Now that the holidays and office parties are over, is it time to concentrate on HIPAA compliance? As I said at this time last year, making sure your office or practice is doing everything necessary to become or maintain HIPAA compliance is probably not at the top of anybody’s New Year’s resolution list.
Let’s consider a couple of scenarios in the compliance spectrum. There are those practices that probably are not nearly as far along in meeting their regulatory requirements as they would like to be and others that feel a good effort has been made to be compliant. It can be a daunting task in determining all the necessary technical, administrative and physical safeguards that must be in place.
And as the threat to protected health information steadily grows every year, the Office for Civil Rights (OCR), the U.S. Department of Health and Human Services agency that has responsibility for HIPAA compliance, has made it clear that stepped up enforcement is on their agenda. OCR plans to kick off their new random audit program soon. (The program was originally scheduled to begin last fall, but technical issues delayed the launch.) The audit program targets healthcare providers and business associates of all sizes and will focus on high risk areas of compliance like risk assessments and risk management plans. The risk management plan is the backbone of a robust compliance program in being the overall policies and procedures manual.
Looking at the two possible scenarios I described, let me address both and provide guidance, examining necessary actions in each case.
For those practices that think they are well positioned when it comes to HIPAA compliance and feel they could take on an OCR audit, the first thing that needs to be done is an internal document review. The goal of this review is to determine if all required areas of the HIPAA Security Rule are being properly addressed by policy and procedure. You must make sure all implementation objectives are covered in a HIPAA Risk Management Plan. The plan must be the foundation for your compliance program. Documentation is key.
A couple of those key areas to look at within your plan:
- HIPAA Risk Assessment – this should have been completed or updated within the last twelve months.
- Breach Notification Policy – make sure the entire workforce knows what to do if a breach does occur.
- Audit Policy – a method must be set up to regularly review who on your workforce is accessing patient electronic health records. This is a vital integrity check that must be done.
- Device Management – there must be a tracking procedure in place to account for all mobile devices, laptops, removable media and workstations on a regular basis.
- Sanction Policy – your workforce must know what the disciplinary actions are for not following the rules and procedures to safeguard protected health information.

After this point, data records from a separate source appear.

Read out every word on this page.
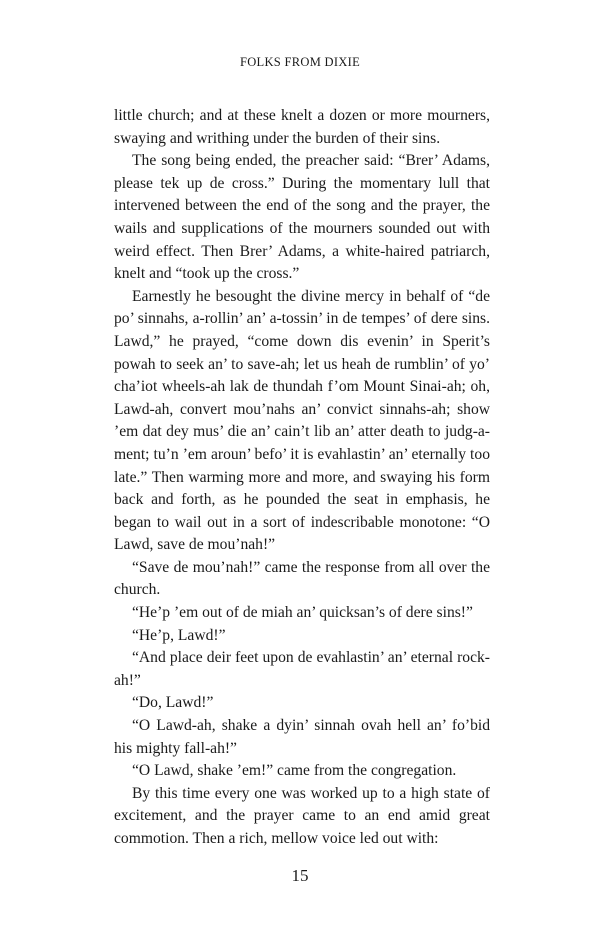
FOLKS FROM DIXIE

little church; and at these knelt a dozen or more mourners, swaying and writhing under the burden of their sins.

The song being ended, the preacher said: “Brer’ Adams, please tek up de cross.” During the momentary lull that intervened between the end of the song and the prayer, the wails and supplications of the mourners sounded out with weird effect. Then Brer’ Adams, a white-haired patriarch, knelt and “took up the cross.”

Earnestly he besought the divine mercy in behalf of “de po’ sinnahs, a-rollin’ an’ a-tossin’ in de tempes’ of dere sins. Lawd,” he prayed, “come down dis evenin’ in Sperit’s powah to seek an’ to save-ah; let us heah de rumblin’ of yo’ cha’iot wheels-ah lak de thundah f’om Mount Sinai-ah; oh, Lawd-ah, convert mou’nahs an’ convict sinnahs-ah; show ’em dat dey mus’ die an’ cain’t lib an’ atter death to judg-a-ment; tu’n ’em aroun’ befo’ it is evahlastin’ an’ eternally too late.” Then warming more and more, and swaying his form back and forth, as he pounded the seat in emphasis, he began to wail out in a sort of indescribable monotone: “O Lawd, save de mou’nah!”

“Save de mou’nah!” came the response from all over the church.

“He’p ’em out of de miah an’ quicksan’s of dere sins!”

“He’p, Lawd!”

“And place deir feet upon de evahlastin’ an’ eternal rock-ah!”

“Do, Lawd!”

“O Lawd-ah, shake a dyin’ sinnah ovah hell an’ fo’bid his mighty fall-ah!”

“O Lawd, shake ’em!” came from the congregation.

By this time every one was worked up to a high state of excitement, and the prayer came to an end amid great commotion. Then a rich, mellow voice led out with:

15
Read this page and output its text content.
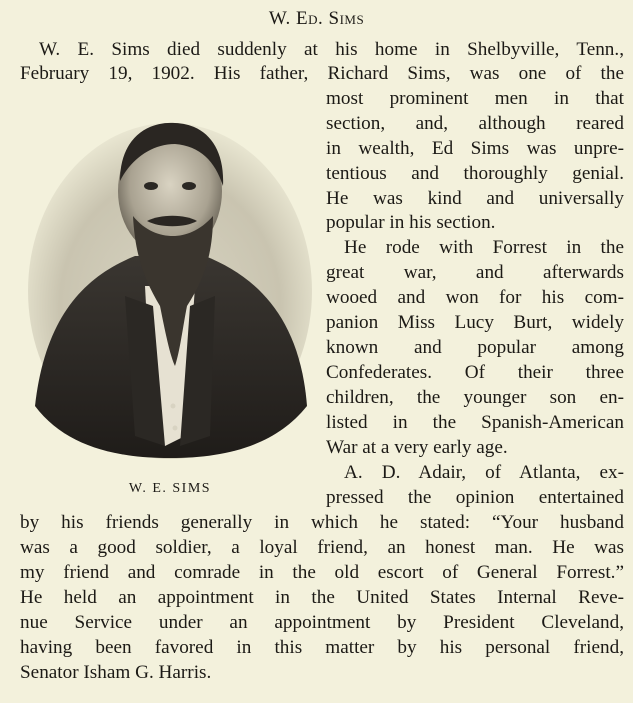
W. Ed. Sims
W. E. Sims died suddenly at his home in Shelbyville, Tenn.,
February 19, 1902. His father, Richard Sims, was one of the
most prominent men in that
section, and, although reared
in wealth, Ed Sims was unpre-
tentious and thoroughly genial.
He was kind and universally
popular in his section.
He rode with Forrest in the
great war, and afterwards
wooed and won for his com-
panion Miss Lucy Burt, widely
known and popular among
Confederates. Of their three
children, the younger son en-
listed in the Spanish-American
War at a very early age.
A. D. Adair, of Atlanta, ex-
pressed the opinion entertained
by his friends generally in which he stated: “Your husband
was a good soldier, a loyal friend, an honest man. He was
my friend and comrade in the old escort of General Forrest.”
He held an appointment in the United States Internal Reve-
nue Service under an appointment by President Cleveland,
having been favored in this matter by his personal friend,
Senator Isham G. Harris.
W. E. SIMS
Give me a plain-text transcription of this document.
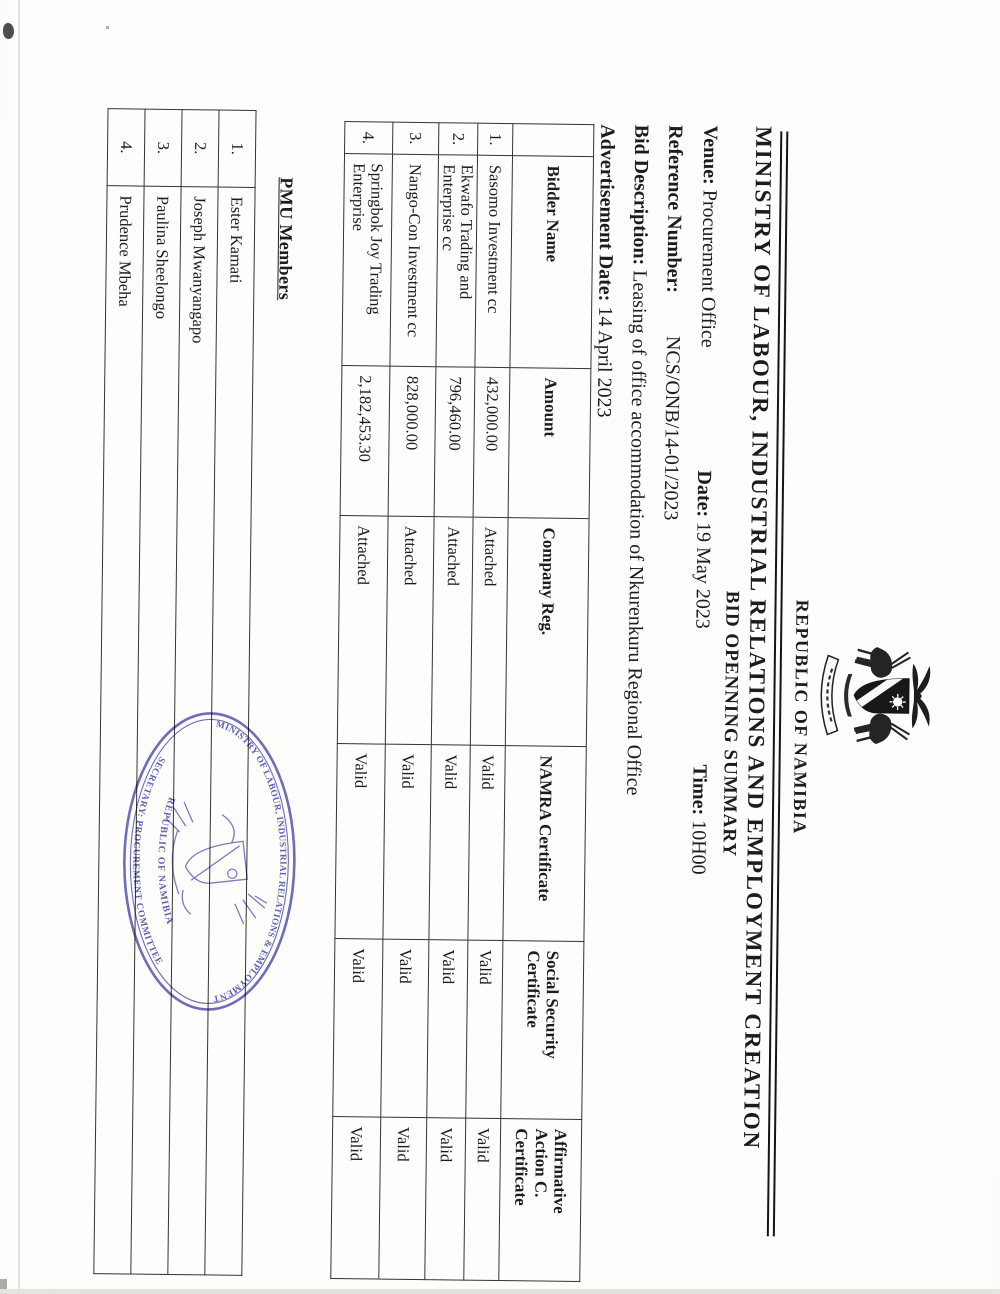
REPUBLIC OF NAMIBIA
MINISTRY OF LABOUR, INDUSTRIAL RELATIONS AND EMPLOYMENT CREATION
BID OPENNING SUMMARY
Venue: Procurement Office
Date: 19 May 2023
Time: 10H00
Reference Number: NCS/ONB/14-01/2023
Bid Description: Leasing of office accommodation of Nkurenkuru Regional Office
Advertisement Date: 14 April 2023
	Bidder Name	Amount	Company Reg.	NAMRA Certificate	Social Security Certificate	Affirmative Action C. Certificate
1.	Sasomo Investment cc	432,000.00	Attached	Valid	Valid	Valid
2.	Ekwafo Trading and Enterprise cc	796,460.00	Attached	Valid	Valid	Valid
3.	Nango-Con Investment cc	828,000.00	Attached	Valid	Valid	Valid
4.	Springbok Joy Trading Enterprise	2,182,453.30	Attached	Valid	Valid	Valid
PMU Members
1.	Ester Kamati
2.	Joseph Mwanyangapo
3.	Paulina Sheelongo
4.	Prudence Mbeha
MINISTRY OF LABOUR, INDUSTRIAL RELATIONS & EMPLOYMENT
SECRETARY: PROCUREMENT COMMITTEE
REPUBLIC OF NAMIBIA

Regrettably, the other painful position that healthcare providers may find themselves in is that they have not done much to meet the compliance regulations. It may be a time management issue or just not having a solid understanding of what is required. Unfortunately, during an audit or a compliance review OCR does not view either as an acceptable excuse for not being compliant.
In these cases, my advice is simple – just start the process. Take some time to understand what is required. Please download my free white papers titled “The Basics of the HIPAA Security Rule” and "Simplifying HIPAA Compliance." Both papers provide a great deal of information about what is required. Then try to gather necessary documents needed to help start the process. There is plenty of open source material available online. It may be time consuming to find, but the material is out there. You can start with the OCR website and the agency’s information on health information privacy rights.
2015 is going to be a year of increased emphasis on HIPAA compliance, and your practice must be ready to meet this challenge. Maybe it is time to make that New Year’s resolution a reality.